We are today anxious about the increasing gap between the rich and the rest, and the ostentatious use and abuse of wealth. The Times (again) reported a week after the article about presents for teachers that it would take until 2070 for poor children to catch up with their rich peers. Most such poor children will assume that their hard luck reflects the ability of richer parents to pay for backhanders to buy a better education for their children.
Unless the education authorities bear down on present-giving, children will feel, as parents do, that they must conform to this bad practice. Our society might in due course see other professionals – doctors, civil servants, local government officials, magistrates and so on – expecting backhanders.

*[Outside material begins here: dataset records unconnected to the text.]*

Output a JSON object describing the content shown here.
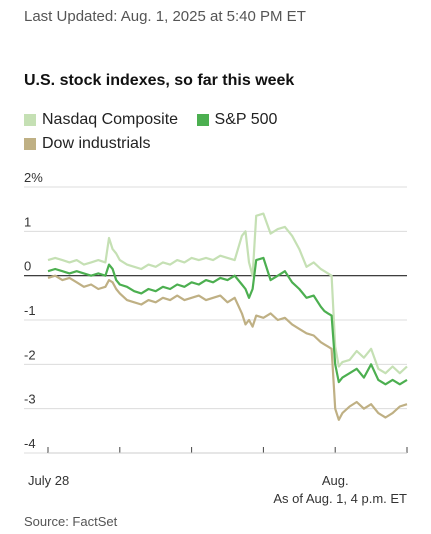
{
  "header": {
    "updated": "Last Updated: Aug. 1, 2025 at 5:40 PM ET"
  },
  "chart_data": {
    "type": "line",
    "title": "U.S. stock indexes, so far this week",
    "x_tick_labels": [
      "July 28",
      "Aug."
    ],
    "x_note": "As of Aug. 1, 4 p.m. ET",
    "y_tick_labels": [
      "2%",
      "1",
      "0",
      "-1",
      "-2",
      "-3",
      "-4"
    ],
    "y_ticks": [
      2,
      1,
      0,
      -1,
      -2,
      -3,
      -4
    ],
    "ylim": [
      -4,
      2
    ],
    "xlim": [
      0,
      5
    ],
    "grid": true,
    "legend_position": "top-left",
    "series": [
      {
        "name": "Nasdaq Composite",
        "color": "#c5e0b4",
        "x": [
          0,
          0.1,
          0.2,
          0.3,
          0.4,
          0.5,
          0.6,
          0.7,
          0.8,
          0.85,
          0.9,
          0.95,
          1.0,
          1.1,
          1.2,
          1.3,
          1.4,
          1.5,
          1.6,
          1.7,
          1.8,
          1.9,
          2.0,
          2.1,
          2.2,
          2.3,
          2.4,
          2.5,
          2.6,
          2.7,
          2.75,
          2.8,
          2.85,
          2.9,
          3.0,
          3.1,
          3.2,
          3.3,
          3.4,
          3.5,
          3.6,
          3.7,
          3.8,
          3.85,
          3.9,
          3.95,
          4.0,
          4.05,
          4.1,
          4.2,
          4.3,
          4.4,
          4.5,
          4.6,
          4.7,
          4.8,
          4.9,
          5.0
        ],
        "y": [
          0.35,
          0.4,
          0.35,
          0.3,
          0.35,
          0.25,
          0.3,
          0.35,
          0.3,
          0.85,
          0.6,
          0.5,
          0.35,
          0.25,
          0.2,
          0.15,
          0.25,
          0.2,
          0.3,
          0.25,
          0.35,
          0.3,
          0.4,
          0.35,
          0.4,
          0.35,
          0.45,
          0.4,
          0.35,
          0.9,
          1.0,
          0.3,
          0.0,
          1.35,
          1.4,
          0.95,
          1.05,
          1.1,
          0.9,
          0.6,
          0.2,
          0.3,
          0.15,
          0.1,
          0.05,
          0.0,
          -1.6,
          -2.05,
          -1.95,
          -1.9,
          -1.7,
          -1.85,
          -1.65,
          -2.1,
          -2.2,
          -2.05,
          -2.2,
          -2.05
        ]
      },
      {
        "name": "S&P 500",
        "color": "#4caf50",
        "x": [
          0,
          0.1,
          0.2,
          0.3,
          0.4,
          0.5,
          0.6,
          0.7,
          0.8,
          0.85,
          0.9,
          0.95,
          1.0,
          1.1,
          1.2,
          1.3,
          1.4,
          1.5,
          1.6,
          1.7,
          1.8,
          1.9,
          2.0,
          2.1,
          2.2,
          2.3,
          2.4,
          2.5,
          2.6,
          2.7,
          2.75,
          2.8,
          2.85,
          2.9,
          3.0,
          3.1,
          3.2,
          3.3,
          3.4,
          3.5,
          3.6,
          3.7,
          3.8,
          3.85,
          3.9,
          3.95,
          4.0,
          4.05,
          4.1,
          4.2,
          4.3,
          4.4,
          4.5,
          4.6,
          4.7,
          4.8,
          4.9,
          5.0
        ],
        "y": [
          0.1,
          0.15,
          0.1,
          0.05,
          0.1,
          0.05,
          0.0,
          0.05,
          0.0,
          0.25,
          0.15,
          -0.1,
          -0.2,
          -0.25,
          -0.35,
          -0.4,
          -0.3,
          -0.35,
          -0.25,
          -0.3,
          -0.2,
          -0.25,
          -0.15,
          -0.2,
          -0.1,
          -0.15,
          -0.05,
          -0.1,
          0.0,
          -0.2,
          -0.3,
          -0.5,
          -0.3,
          0.35,
          0.4,
          -0.1,
          0.0,
          0.1,
          -0.15,
          -0.3,
          -0.5,
          -0.45,
          -0.7,
          -0.8,
          -0.85,
          -0.9,
          -2.0,
          -2.4,
          -2.3,
          -2.2,
          -2.1,
          -2.3,
          -2.0,
          -2.35,
          -2.45,
          -2.35,
          -2.45,
          -2.35
        ]
      },
      {
        "name": "Dow industrials",
        "color": "#bfb084",
        "x": [
          0,
          0.1,
          0.2,
          0.3,
          0.4,
          0.5,
          0.6,
          0.7,
          0.8,
          0.85,
          0.9,
          0.95,
          1.0,
          1.1,
          1.2,
          1.3,
          1.4,
          1.5,
          1.6,
          1.7,
          1.8,
          1.9,
          2.0,
          2.1,
          2.2,
          2.3,
          2.4,
          2.5,
          2.6,
          2.7,
          2.75,
          2.8,
          2.85,
          2.9,
          3.0,
          3.1,
          3.2,
          3.3,
          3.4,
          3.5,
          3.6,
          3.7,
          3.8,
          3.85,
          3.9,
          3.95,
          4.0,
          4.05,
          4.1,
          4.2,
          4.3,
          4.4,
          4.5,
          4.6,
          4.7,
          4.8,
          4.9,
          5.0
        ],
        "y": [
          -0.05,
          0.0,
          -0.1,
          -0.05,
          -0.15,
          -0.25,
          -0.2,
          -0.3,
          -0.25,
          -0.1,
          -0.15,
          -0.3,
          -0.4,
          -0.55,
          -0.6,
          -0.65,
          -0.55,
          -0.6,
          -0.5,
          -0.55,
          -0.45,
          -0.55,
          -0.5,
          -0.45,
          -0.55,
          -0.5,
          -0.45,
          -0.6,
          -0.5,
          -0.85,
          -1.1,
          -1.0,
          -1.15,
          -0.9,
          -0.95,
          -0.85,
          -1.0,
          -0.95,
          -1.1,
          -1.2,
          -1.3,
          -1.35,
          -1.5,
          -1.55,
          -1.6,
          -1.65,
          -3.0,
          -3.25,
          -3.1,
          -2.95,
          -2.85,
          -3.0,
          -2.9,
          -3.1,
          -3.2,
          -3.1,
          -2.95,
          -2.9
        ]
      }
    ]
  },
  "footer": {
    "source": "Source: FactSet"
  }
}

Perhaps those who loftily dismiss this prospect as exaggeration might contemplate why present-giving is so prevalent in poor countries. Among the many reasons are the abysmally low pay of people we otherwise respect, like teachers, nurses, police officers and so forth: sometimes they do not get paid at all because someone senior has ‘eaten’ their wages. So they must live off those over whom they have authority in order. to survive at all.
The true source of much corruption by ordinary guys doing ordinary jobs is the example of graft set by their bosses. They occupy well-paid jobs and their personal corruption involves eye-watering sums. Among the badges I most treasure is one given me by an NGO in Kenya bearing the legend: “Why hire a lawyer when you can buy a judge?” There is no famine in Kenya which is not accompanied by a scandal about theft of strategic food stores for private profiteering. There is no public examination not marked by some corrupt leakage of papers. There is a shallow well of trust, or mistrust, pervading public life.
Changing the norms of people’s ordinary behaviour begins at school, with adults setting an example of integrity and fairness in their everyday dealings. Teachers have a key role in being seen to behave in an even -handed way towards their pupils and each other. So do parents.